= Stan Gebler Davies =

Irish journalist (1943–1994)

Stanley Gebler Davies (16 July 1943 – 23 June 1994) was an Irish journalist with the Irish Independent as well as with various British magazines (including Punch, The Evening Standard, The Daily Telegraph and The Spectator).

Of part-Polish and part-Jewish ancestry, Davies born in Dublin, and was known for his eccentric views and for his exceptional alcohol intake. In the late 1970s the Evening Standard printed his pithy, 50-word apercus among their longer items; he was also permitted to call Hans Keller a 'twat' on the letters pages of The Spectator. As well as his writing (which included a book on James Joyce), he engaged in political activity, having been a Unionist candidate for the constituency of Cork South-West, coming last with 134 votes.
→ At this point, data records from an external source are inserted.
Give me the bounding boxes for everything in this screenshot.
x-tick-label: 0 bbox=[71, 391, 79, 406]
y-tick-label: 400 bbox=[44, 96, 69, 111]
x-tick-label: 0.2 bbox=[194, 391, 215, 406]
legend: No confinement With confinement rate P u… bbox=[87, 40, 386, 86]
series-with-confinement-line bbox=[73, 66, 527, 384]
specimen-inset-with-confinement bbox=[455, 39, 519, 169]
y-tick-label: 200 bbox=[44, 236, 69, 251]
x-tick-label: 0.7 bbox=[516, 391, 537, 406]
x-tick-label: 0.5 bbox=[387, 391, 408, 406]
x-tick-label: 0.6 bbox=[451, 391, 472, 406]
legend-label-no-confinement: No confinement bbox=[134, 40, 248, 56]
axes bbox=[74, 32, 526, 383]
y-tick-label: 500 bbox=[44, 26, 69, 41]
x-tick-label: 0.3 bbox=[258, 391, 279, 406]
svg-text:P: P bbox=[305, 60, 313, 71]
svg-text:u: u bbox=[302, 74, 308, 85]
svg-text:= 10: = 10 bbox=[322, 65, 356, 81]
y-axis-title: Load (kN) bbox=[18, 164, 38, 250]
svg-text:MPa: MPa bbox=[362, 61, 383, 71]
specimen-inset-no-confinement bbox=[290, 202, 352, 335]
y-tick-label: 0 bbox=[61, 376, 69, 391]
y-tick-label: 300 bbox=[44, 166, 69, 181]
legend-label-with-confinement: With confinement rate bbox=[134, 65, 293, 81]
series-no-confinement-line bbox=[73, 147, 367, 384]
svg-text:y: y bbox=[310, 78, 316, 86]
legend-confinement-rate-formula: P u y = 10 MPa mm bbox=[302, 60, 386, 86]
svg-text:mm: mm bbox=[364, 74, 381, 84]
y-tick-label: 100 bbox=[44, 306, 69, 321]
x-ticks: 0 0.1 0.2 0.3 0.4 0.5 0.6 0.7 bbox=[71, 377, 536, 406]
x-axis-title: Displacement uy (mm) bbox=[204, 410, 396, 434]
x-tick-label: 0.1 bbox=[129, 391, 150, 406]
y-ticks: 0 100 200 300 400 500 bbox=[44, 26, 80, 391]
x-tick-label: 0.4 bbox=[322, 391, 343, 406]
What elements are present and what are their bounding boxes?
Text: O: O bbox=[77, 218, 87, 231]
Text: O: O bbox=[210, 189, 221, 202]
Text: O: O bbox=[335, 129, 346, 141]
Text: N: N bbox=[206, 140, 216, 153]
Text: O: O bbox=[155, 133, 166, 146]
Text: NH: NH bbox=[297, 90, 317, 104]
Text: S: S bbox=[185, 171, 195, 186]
Davies had no time for any of the versions of the Irish Republican Army, least of all the Provisional IRA. He railed against them in his occasional Evening Standard column. He also wrote about the extent to which journalists from major London newspapers were often biased in favour of both Sinn Fein and the IRA. He went as far as suggesting that the Republic of Ireland would be better off reintegrating with the United Kingdom.

He died of lung cancer in Dalkey, Ireland, after a long illness.